¡A ver si aprendemos a insultar!

 


 Me veo obligado a dar consejos en pro de la buena lexis a un lector (como he sabido más tarde) tras gastarse alegremente algunos euros en uno de mis libros, se sintió estafado y me escribió un correo electrónico que contenía únicamente una palabra. La trascribo aquí. La palabra era:

«gilipollaas»

A mí los insultos me dejan indiferente, pero la incorrección lingüística (a ustedes se lo confieso) me saca de mis casillas.

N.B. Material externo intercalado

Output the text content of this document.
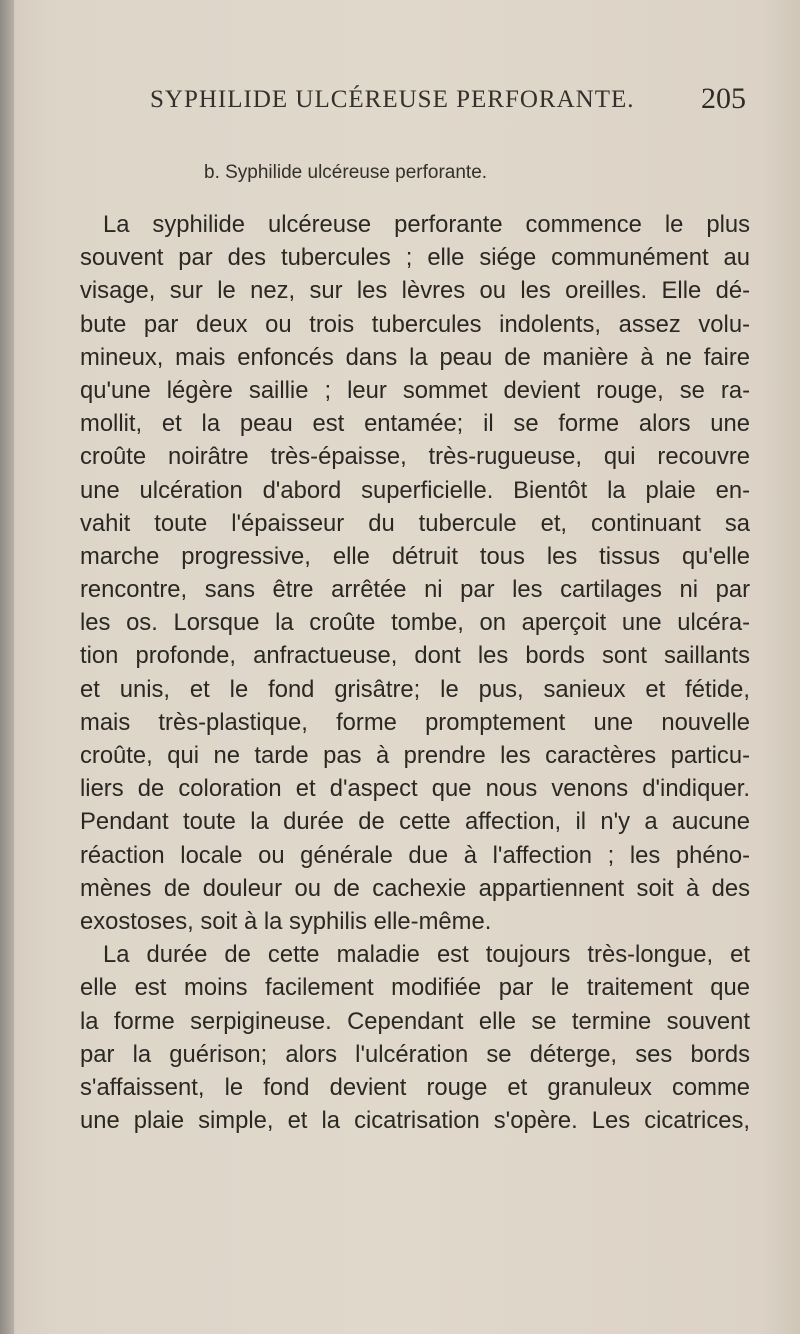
SYPHILIDE ULCÉREUSE PERFORANTE. 205
b. Syphilide ulcéreuse perforante.
La syphilide ulcéreuse perforante commence le plus
souvent par des tubercules ; elle siége communément au
visage, sur le nez, sur les lèvres ou les oreilles. Elle dé-
bute par deux ou trois tubercules indolents, assez volu-
mineux, mais enfoncés dans la peau de manière à ne faire
qu'une légère saillie ; leur sommet devient rouge, se ra-
mollit, et la peau est entamée; il se forme alors une
croûte noirâtre très-épaisse, très-rugueuse, qui recouvre
une ulcération d'abord superficielle. Bientôt la plaie en-
vahit toute l'épaisseur du tubercule et, continuant sa
marche progressive, elle détruit tous les tissus qu'elle
rencontre, sans être arrêtée ni par les cartilages ni par
les os. Lorsque la croûte tombe, on aperçoit une ulcéra-
tion profonde, anfractueuse, dont les bords sont saillants
et unis, et le fond grisâtre; le pus, sanieux et fétide,
mais très-plastique, forme promptement une nouvelle
croûte, qui ne tarde pas à prendre les caractères particu-
liers de coloration et d'aspect que nous venons d'indiquer.
Pendant toute la durée de cette affection, il n'y a aucune
réaction locale ou générale due à l'affection ; les phéno-
mènes de douleur ou de cachexie appartiennent soit à des
exostoses, soit à la syphilis elle-même.
La durée de cette maladie est toujours très-longue, et
elle est moins facilement modifiée par le traitement que
la forme serpigineuse. Cependant elle se termine souvent
par la guérison; alors l'ulcération se déterge, ses bords
s'affaissent, le fond devient rouge et granuleux comme
une plaie simple, et la cicatrisation s'opère. Les cicatrices,
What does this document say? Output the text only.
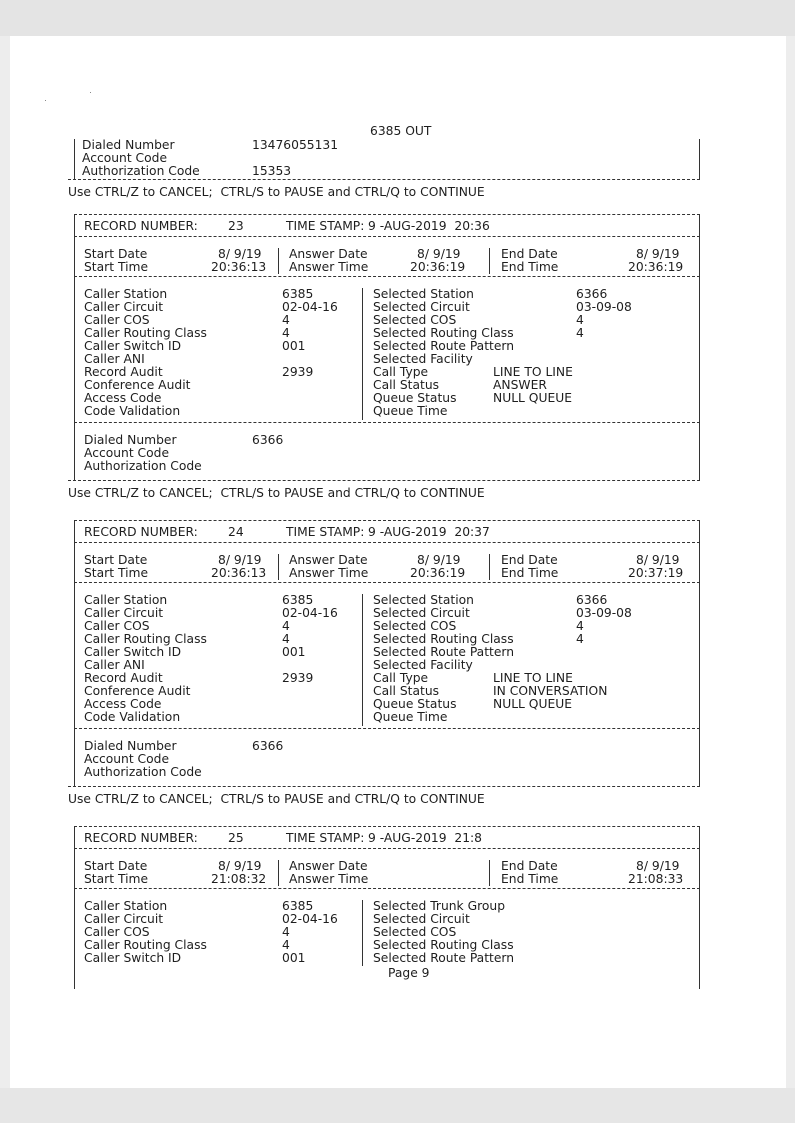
6385 OUT
Dialed Number	13476055131
Account Code
Authorization Code	15353
Use CTRL/Z to CANCEL;  CTRL/S to PAUSE and CTRL/Q to CONTINUE
RECORD NUMBER: 23	TIME STAMP: 9 -AUG-2019  20:36
Start Date	8/ 9/19
Start Time	20:36:13
Answer Date	8/ 9/19
Answer Time	20:36:19
End Date	8/ 9/19
End Time	20:36:19
Caller Station	6385
Caller Circuit	02-04-16
Caller COS	4
Caller Routing Class	4
Caller Switch ID	001
Caller ANI
Record Audit	2939
Conference Audit
Access Code
Code Validation
Selected Station	6366
Selected Circuit	03-09-08
Selected COS	4
Selected Routing Class	4
Selected Route Pattern
Selected Facility
Call Type	LINE TO LINE
Call Status	ANSWER
Queue Status	NULL QUEUE
Queue Time
Dialed Number	6366
Account Code
Authorization Code
Use CTRL/Z to CANCEL;  CTRL/S to PAUSE and CTRL/Q to CONTINUE
RECORD NUMBER: 24	TIME STAMP: 9 -AUG-2019  20:37
Start Date	8/ 9/19
Start Time	20:36:13
Answer Date	8/ 9/19
Answer Time	20:36:19
End Date	8/ 9/19
End Time	20:37:19
Caller Station	6385
Caller Circuit	02-04-16
Caller COS	4
Caller Routing Class	4
Caller Switch ID	001
Caller ANI
Record Audit	2939
Conference Audit
Access Code
Code Validation
Selected Station	6366
Selected Circuit	03-09-08
Selected COS	4
Selected Routing Class	4
Selected Route Pattern
Selected Facility
Call Type	LINE TO LINE
Call Status	IN CONVERSATION
Queue Status	NULL QUEUE
Queue Time
Dialed Number	6366
Account Code
Authorization Code
Use CTRL/Z to CANCEL;  CTRL/S to PAUSE and CTRL/Q to CONTINUE
RECORD NUMBER: 25	TIME STAMP: 9 -AUG-2019  21:8
Start Date	8/ 9/19
Start Time	21:08:32
Answer Date
Answer Time
End Date	8/ 9/19
End Time	21:08:33
Caller Station	6385
Caller Circuit	02-04-16
Caller COS	4
Caller Routing Class	4
Caller Switch ID	001
Selected Trunk Group
Selected Circuit
Selected COS
Selected Routing Class
Selected Route Pattern
Page 9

Así es me vi en la necesidad imperiosa de explicarle a mi insultante anónimo que tal palabra no lleva dos aes en la última sílaba, sino una sola:

«gilipollas»

Es más, como es una única palabra la que escribe, se entiende que es principio de frase, por lo que debería ir con mayúscula. La forma correcta —le dije— sería:

«Gilipollas»

No sólo eso, sino que era un vocativo con el que me increpaba. Por ello, su correcta puntuación exigía signos de admiración. Véase:

«¡Gilipollas!»

Para el correcto uso y escritura de términos despectivos y vejatorios, le aconsejé al anónimo la consulta del Diccionario secreto, de Camilo José Cela. Son dos volúmenes y está publicado, creo, en Alfaguara.

Pero el asunto no acabó ahí, porque el insultador anónimo me atacó de nuevo a vuelta de correo. Yo había intentado devolver bien por mal, procurando que mejorara su castellano, pero todo había sido en vano.

No le valieron mis explicaciones. Creyendo corregir su manera de insultarme, cometió dos nuevos fallos. Porque me escribió:

«Pues bien, ¡Gilipollas!.»

Pero en esta nueva versión la palabra «gilipollas» no es inicio de frase, por lo que no debía llevar mayúscula.

Además, al cerrar admiraciones no se ha de poner punto.

Resumiendo, señores: que de donde no hay no se puede sacar.